US equity indexes traded mixed ahead of Big-Tech earnings after the market closes on Tuesday and as government bond yields rose following September's job openings and consumer confidence data.
The S&P 500 rose 0.2% to 5,832.1 after midday Tuesday, and the Nasdaq Composite climbed 0.5% to 18,651.2. The Dow Jones Industrial Average slipped less than 0.1% to 42,361.3. Utilities and energy were among the decliners intraday. Communication services and technology led the gainers.

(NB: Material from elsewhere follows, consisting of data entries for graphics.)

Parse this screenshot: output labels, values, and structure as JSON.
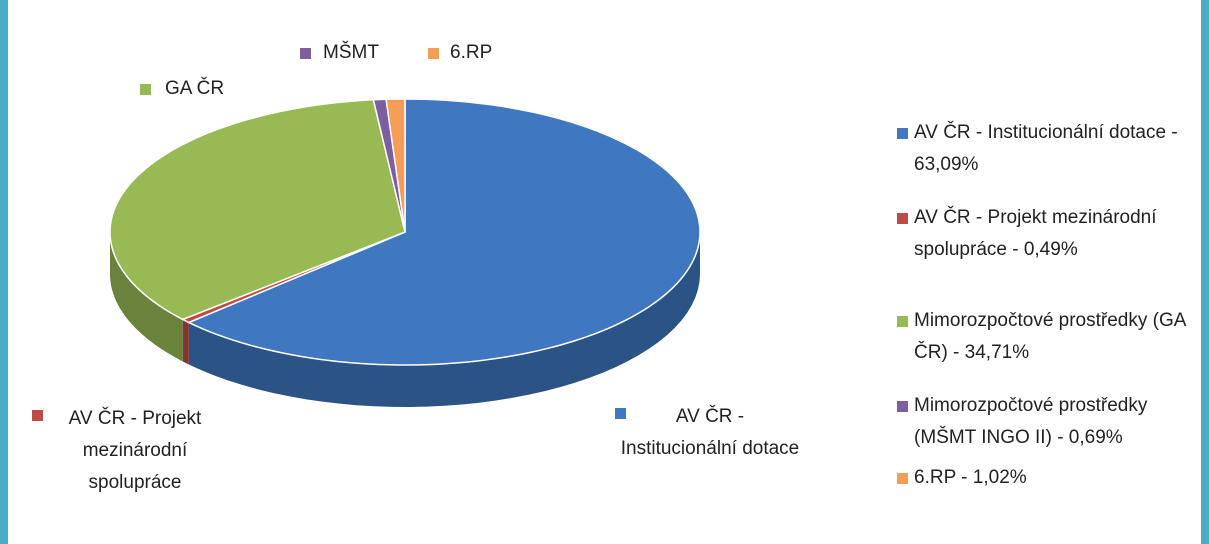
{
  "chart_data": {
    "type": "pie",
    "categories": [
      "AV ČR - Institucionální dotace",
      "AV ČR - Projekt mezinárodní spolupráce",
      "GA ČR",
      "MŠMT",
      "6.RP"
    ],
    "legend_labels": [
      "AV ČR - Institucionální dotace - 63,09%",
      "AV ČR - Projekt mezinárodní spolupráce - 0,49%",
      "Mimorozpočtové prostředky (GA ČR) - 34,71%",
      "Mimorozpočtové prostředky (MŠMT INGO II) - 0,69%",
      "6.RP - 1,02%"
    ],
    "values": [
      63.09,
      0.49,
      34.71,
      0.69,
      1.02
    ],
    "colors": [
      "#3f77c0",
      "#be4b48",
      "#98b954",
      "#7d5fa0",
      "#f59d56"
    ],
    "legend": "right"
  }
}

Quarterly earnings from mega-caps such as Alphabet (GOOG, GOOGL) and Advanced Micro Devices (AMD) are due after the bell on Tuesday, followed by Apple (AAPL), Microsoft (MSFT), Amazon.com (AMZN), and Meta Platforms (META) in the rest of this week.
US job openings fell to 7.443 million in September, the Bureau of Labor Statistics said Tuesday. The print is below the 8 million expected in a survey compiled by Bloomberg and 7.861 million reported in August.

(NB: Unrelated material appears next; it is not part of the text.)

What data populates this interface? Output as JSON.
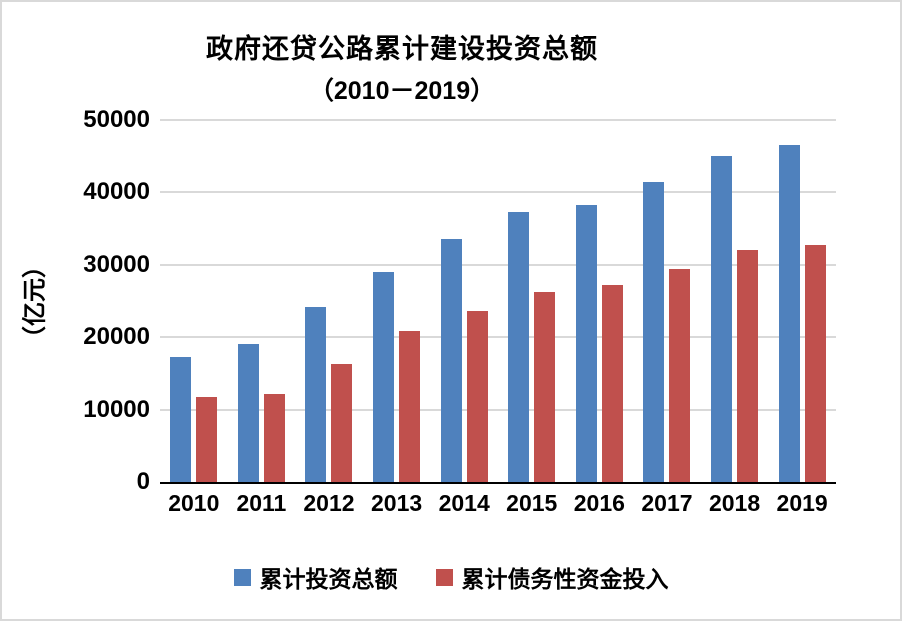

Most US Treasury yields rose intraday, with the 10-year up 3.6 basis points to 4.31%, its highest since early July. The two-year yield slipped less than one basis point to 4.14% but still hovered near its strongest since early August.
In company news, Cadence Design Systems (CDNS) jumped 11% intraday, the top performer in the S&P 500 and the Nasdaq, after the company reported better-than-expected Q3 results.
The worst performer on the index was D.R. Horton (DHI), down 9.7% intraday after the company reported a year-over-year decline in fiscal Q4 net income and revenue. Its sales guidance for fiscal 2025 also missed market expectations.
PayPal's (PYPL) Q3 revenue grew less than forecast, and while earnings growth outpaced analysts' views, the payment company's shares were still down 4.6% intraday, the steepest decliner on the Nasdaq.
West Texas Intermediate crude oil slipped 0.3% to $67.18 a barrel.